Teen Dating - What Teens Need to Know
The first of this Parenting Teens series talked about how to better communicate with teens. For this post, I would like to tackle the issue of teen dating.
The first time I went to my son’s high school for a parent-teacher meeting, I saw several teen students – couples – paired up walking along the corridor. I knew then that my son is getting into a new world –a teen’s world that is full of fun and exploration.
One issue that they might come across sooner or later is that of a boy-girl relationship. Crushes are fine and so is being friends with the opposite sex. But having a serious love affair? Having boyfriends or girlfriends is something that I think they’re not yet ready for. Well, not yet… So, what would I tell my teens about dating? Here are some of my thoughts.
Every family is different when it comes to raising teens. Some parents are fine with letting their 13-year old children begin dating, whereas others expect their children to wait until they are 18 years old. My husband and I are more of the latter type of parents.
Teen dating can wait
Parents have reasons for setting this rule on teen dating, so it’s not right to accuse them of being unfair. I tell my children to focus first on their studies. When they get into any relationship, it will distract them from their studies. I know some say that being in love helps them to work harder because they feel inspired. What if they fall out of love? You can never know what will happen because the emotions during this stage of life are not stable.
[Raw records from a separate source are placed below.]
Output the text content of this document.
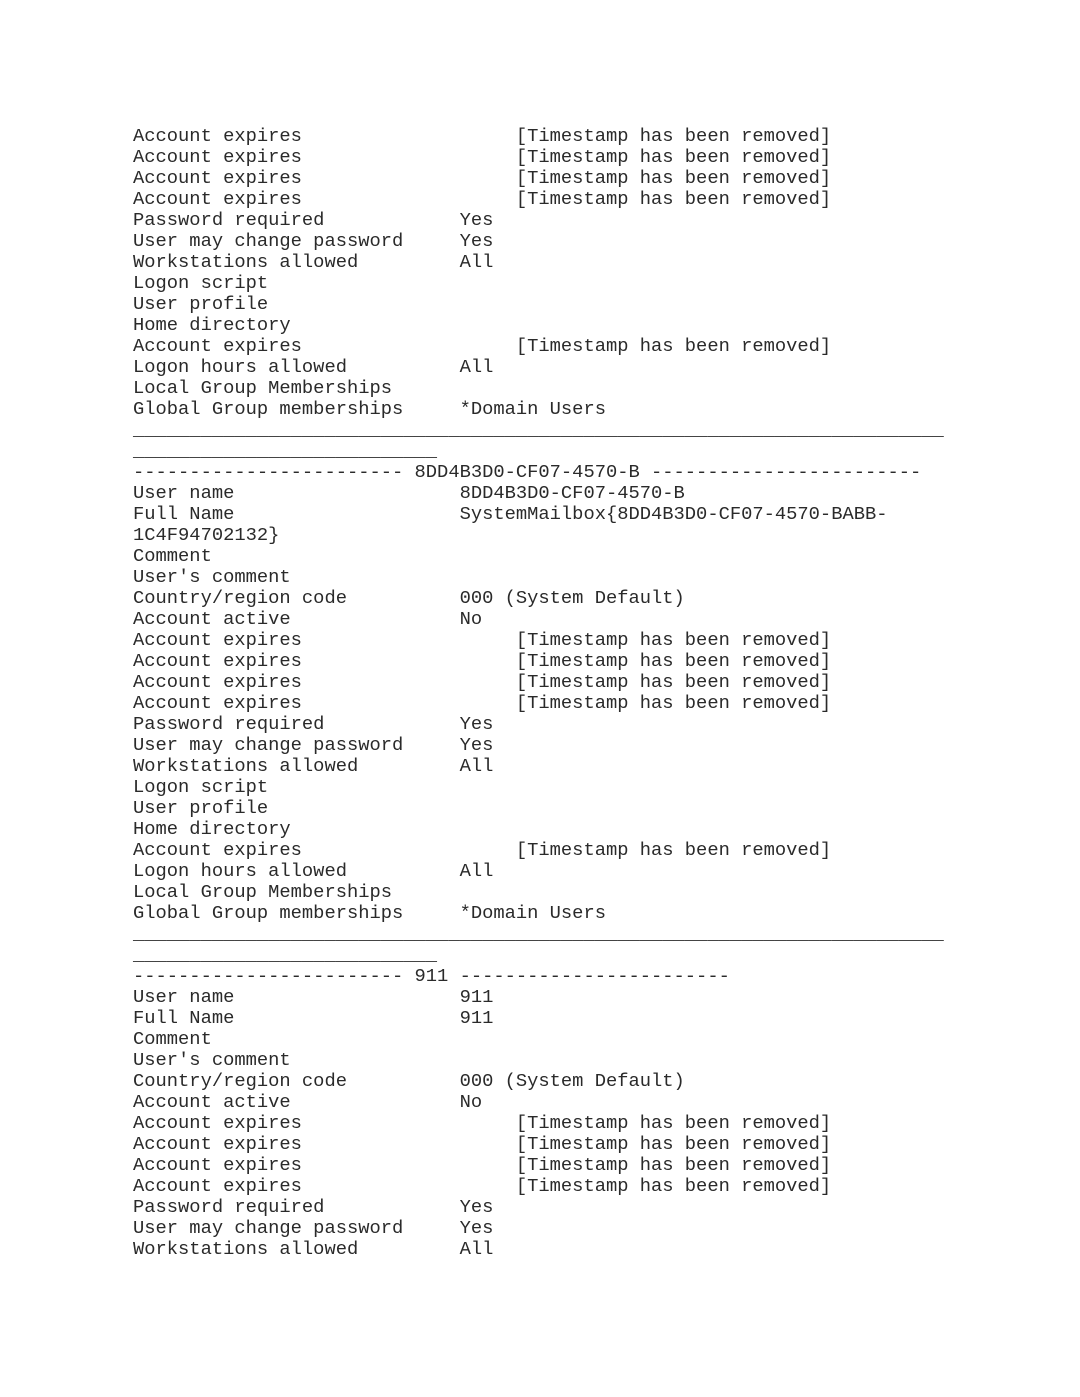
Account expires                   [Timestamp has been removed]
Account expires                   [Timestamp has been removed]
Account expires                   [Timestamp has been removed]
Account expires                   [Timestamp has been removed]
Password required            Yes
User may change password     Yes
Workstations allowed         All
Logon script
User profile
Home directory
Account expires                   [Timestamp has been removed]
Logon hours allowed          All
Local Group Memberships
Global Group memberships     *Domain Users
________________________________________________________________________
___________________________
------------------------ 8DD4B3D0-CF07-4570-B ------------------------
User name                    8DD4B3D0-CF07-4570-B
Full Name                    SystemMailbox{8DD4B3D0-CF07-4570-BABB-
1C4F94702132}
Comment
User's comment
Country/region code          000 (System Default)
Account active               No
Account expires                   [Timestamp has been removed]
Account expires                   [Timestamp has been removed]
Account expires                   [Timestamp has been removed]
Account expires                   [Timestamp has been removed]
Password required            Yes
User may change password     Yes
Workstations allowed         All
Logon script
User profile
Home directory
Account expires                   [Timestamp has been removed]
Logon hours allowed          All
Local Group Memberships
Global Group memberships     *Domain Users
________________________________________________________________________
___________________________
------------------------ 911 ------------------------
User name                    911
Full Name                    911
Comment
User's comment
Country/region code          000 (System Default)
Account active               No
Account expires                   [Timestamp has been removed]
Account expires                   [Timestamp has been removed]
Account expires                   [Timestamp has been removed]
Account expires                   [Timestamp has been removed]
Password required            Yes
User may change password     Yes
Workstations allowed         All
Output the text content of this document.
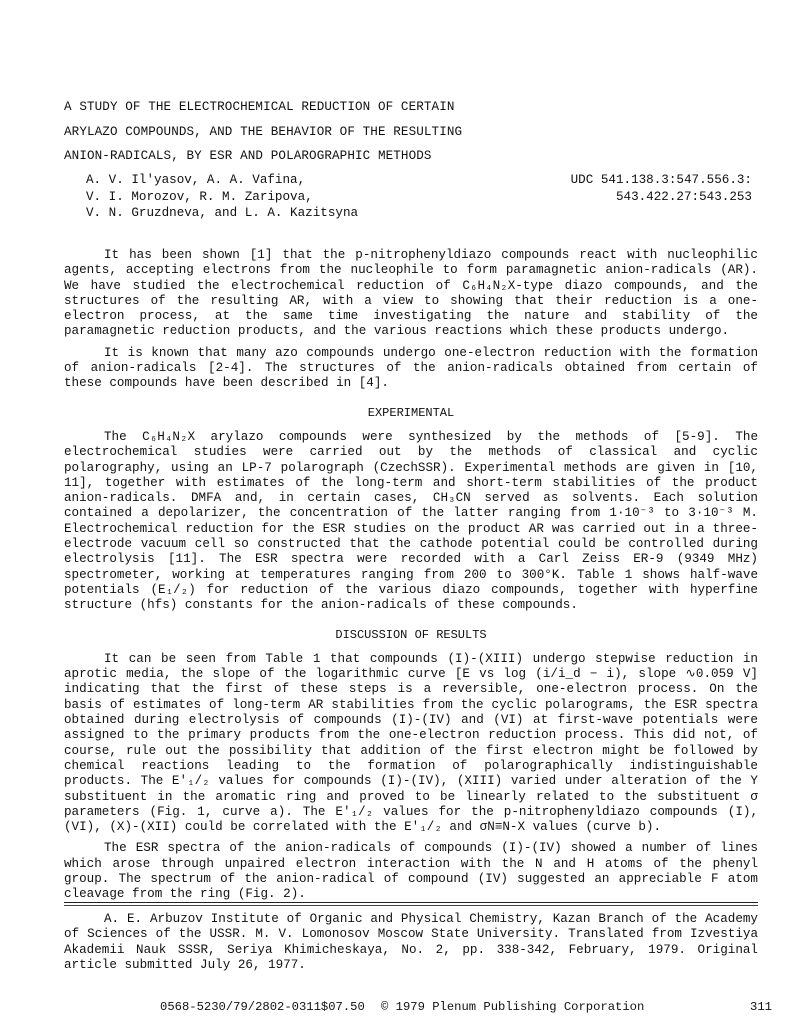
A STUDY OF THE ELECTROCHEMICAL REDUCTION OF CERTAIN
ARYLAZO COMPOUNDS, AND THE BEHAVIOR OF THE RESULTING
ANION-RADICALS, BY ESR AND POLAROGRAPHIC METHODS
A. V. Il'yasov, A. A. Vafina,
V. I. Morozov, R. M. Zaripova,
V. N. Gruzdneva, and L. A. Kazitsyna
UDC 541.138.3:547.556.3:
543.422.27:543.253

It has been shown [1] that the p-nitrophenyldiazo compounds react with nucleophilic agents, accepting electrons from the nucleophile to form paramagnetic anion-radicals (AR). We have studied the electrochemical reduction of C₆H₄N₂X-type diazo compounds, and the structures of the resulting AR, with a view to showing that their reduction is a one-electron process, at the same time investigating the nature and stability of the paramagnetic reduction products, and the various reactions which these products undergo.

It is known that many azo compounds undergo one-electron reduction with the formation of anion-radicals [2-4]. The structures of the anion-radicals obtained from certain of these compounds have been described in [4].

EXPERIMENTAL

The C₆H₄N₂X arylazo compounds were synthesized by the methods of [5-9]. The electrochemical studies were carried out by the methods of classical and cyclic polarography, using an LP-7 polarograph (CzechSSR). Experimental methods are given in [10, 11], together with estimates of the long-term and short-term stabilities of the product anion-radicals. DMFA and, in certain cases, CH₃CN served as solvents. Each solution contained a depolarizer, the concentration of the latter ranging from 1·10⁻³ to 3·10⁻³ M. Electrochemical reduction for the ESR studies on the product AR was carried out in a three-electrode vacuum cell so constructed that the cathode potential could be controlled during electrolysis [11]. The ESR spectra were recorded with a Carl Zeiss ER-9 (9349 MHz) spectrometer, working at temperatures ranging from 200 to 300°K. Table 1 shows half-wave potentials (E₁/₂) for reduction of the various diazo compounds, together with hyperfine structure (hfs) constants for the anion-radicals of these compounds.

DISCUSSION OF RESULTS

It can be seen from Table 1 that compounds (I)-(XIII) undergo stepwise reduction in aprotic media, the slope of the logarithmic curve [E vs log (i/i_d − i), slope ∿0.059 V] indicating that the first of these steps is a reversible, one-electron process. On the basis of estimates of long-term AR stabilities from the cyclic polarograms, the ESR spectra obtained during electrolysis of compounds (I)-(IV) and (VI) at first-wave potentials were assigned to the primary products from the one-electron reduction process. This did not, of course, rule out the possibility that addition of the first electron might be followed by chemical reactions leading to the formation of polarographically indistinguishable products. The E'₁/₂ values for compounds (I)-(IV), (XIII) varied under alteration of the Y substituent in the aromatic ring and proved to be linearly related to the substituent σ parameters (Fig. 1, curve a). The E'₁/₂ values for the p-nitrophenyldiazo compounds (I), (VI), (X)-(XII) could be correlated with the E'₁/₂ and σN≡N-X values (curve b).

The ESR spectra of the anion-radicals of compounds (I)-(IV) showed a number of lines which arose through unpaired electron interaction with the N and H atoms of the phenyl group. The spectrum of the anion-radical of compound (IV) suggested an appreciable F atom cleavage from the ring (Fig. 2).

A. E. Arbuzov Institute of Organic and Physical Chemistry, Kazan Branch of the Academy of Sciences of the USSR. M. V. Lomonosov Moscow State University. Translated from Izvestiya Akademii Nauk SSSR, Seriya Khimicheskaya, No. 2, pp. 338-342, February, 1979. Original article submitted July 26, 1977.

0568-5230/79/2802-0311$07.50 © 1979 Plenum Publishing Corporation	311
And parents just want to protect their children. If one or both of them may have had a bad experience during their teens, they are just trying to keep their children from experiencing the same.
I also tell my children that they should be careful in choosing their school friends, because I don’t want them to do something just because of peer pressure. Some teens feel like they need to date someone just to “belong” with their friends who are already dating. Well, this is never the right reason to date.
Don’t give in to peer pressure
What if my child really like someone? Well, he or she can start with friendship. They can get to know each other more and have fun as friends. No commitments. If they really like each other and they are really meant for each other, I believe that someday they will end up together.
Start with friendship
Know your boundaries. No holding hands, please.
Know your boundaries
One thing that most parents fear when their children are dating is the physical contact that might be involved. It’s a sad reality that many teen girls get pregnant.
I think it’s not because the young couples do not know what they are not supposed to do. They do. But the problem is when they put themselves in an isolated place, they can’t keep themselves from having physical contact to the point of doing what only married couples are supposed to do.
So, as parents we need to help them set the boundaries. One is by not allowing them to date when they are not yet mature enough. Second, when they do begin to date, we need to remind them to avoid physical contact as much as possible. Sounds old fashioned? Well, call it old fashioned, but if it helps them avoid any future problem, so be it. Let them go on group dates or with a chaperone.
The physical contact may begin with holding hands, but soon it may involve kissing, petting, and who knows, sex. I know that moral values play an important role in this. Well, I know my children and their values, but I don’t know really well whoever they are dating. So, it’s best to be careful.
Being in love is such a wonderful feeling. But when you’re in a relationship, sometimes that special someone can break your heart. I know how painful that can be. Been there.
Love can hurt
As much as possible, I want to spare my children from that hurt, especially while they are not yet ready emotionally. But then, if the time is right for them to date someone and still they come to experience a break-up, I know they will be strong enough to handle life.
To summarize this discussion, let me just say that we need to make sure that our children feel loved and secure within the boundaries of family. This will encourage them not to get into any relationship very early in search for love and self-worth. Here’s one quote from Dr. Phil in relation to this. Find more practical advice on his website.
As a parent, it’s your job to teach your teenager the importance of self-worth. Teenagers who value themselves as they are won’t need to “find themselves” in other people.